Phishing conducted through electronic voice communication.

Smishing

Phishing conducted through SMS (text messaging).

Address Resolution Protocol (ARP)

A network protocol used to determine the MAC address of the next router or device on the path.

Cloud-based Firewalls

Software firewalls that are hosted by the cloud service provider.

Controlled Zone

A subnet that protects the internal network from the uncontrolled zone.

Domain Name System (DNS)

A networking protocol that translates internet domain names into IP addresses.

Encapsulation

A process performed by a VPN service that protects data by wrapping sensitive information in other data packets.

Firewall

A network security device that monitors traffic to or from your network.

Proxy Server

A server that fulfills the requests of its clients by forwarding them to other servers.

Secure File Transfer Protocol (SFTP)

A secure protocol used to transfer files over a network.

Stateful Firewall

A firewall that keeps track of information passing through it and proactively filters out threats.

Stateless Firewall

A firewall that operates based on predefined rules and does not track information from data packets.

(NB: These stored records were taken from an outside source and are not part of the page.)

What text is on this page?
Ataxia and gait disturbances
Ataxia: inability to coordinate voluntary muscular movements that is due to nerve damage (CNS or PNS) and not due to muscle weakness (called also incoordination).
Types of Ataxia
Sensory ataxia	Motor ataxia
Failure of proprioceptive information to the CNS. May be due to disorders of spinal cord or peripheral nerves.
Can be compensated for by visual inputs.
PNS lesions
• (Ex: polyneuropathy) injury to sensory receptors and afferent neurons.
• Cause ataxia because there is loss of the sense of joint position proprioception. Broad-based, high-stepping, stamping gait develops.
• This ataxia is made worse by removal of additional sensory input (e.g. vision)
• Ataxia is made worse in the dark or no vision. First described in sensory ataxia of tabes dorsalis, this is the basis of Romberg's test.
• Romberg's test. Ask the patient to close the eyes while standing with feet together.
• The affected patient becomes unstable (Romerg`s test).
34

Denial of Service (DoS) Attack

An attack that targets a network or server and floods it with traffic.

Distributed Denial of Service (DDoS) Attack

A type of DoS attack that uses multiple devices to flood a target network with unwanted traffic.

Network Protocols

A set of rules used by two or more devices on a network to describe data delivery and structure.

Penetration Testing (Pen Test)

A simulated attack to identify vulnerabilities in systems, networks, and applications.

Security Hardening

The process of strengthening a system to reduce its vulnerabilities and attack surface.

Active Packet Sniffing

An attack where data packets are manipulated in transit.

Internal Hardware

The components required to run a computer.

Random Access Memory (RAM)

A hardware component used for short-term memory.

Kernel

The component of the Linux OS that manages processes and memory.

World-writable File

A file that can be altered by anyone.

Command-line Interface (CLI)

A text-based user interface that uses commands to interact with the computer.

Graphical User Interface (GUI)

A user interface that uses icons on the screen for interaction.

SQL (Structured Query Language)

A programming language used to create and interact with databases.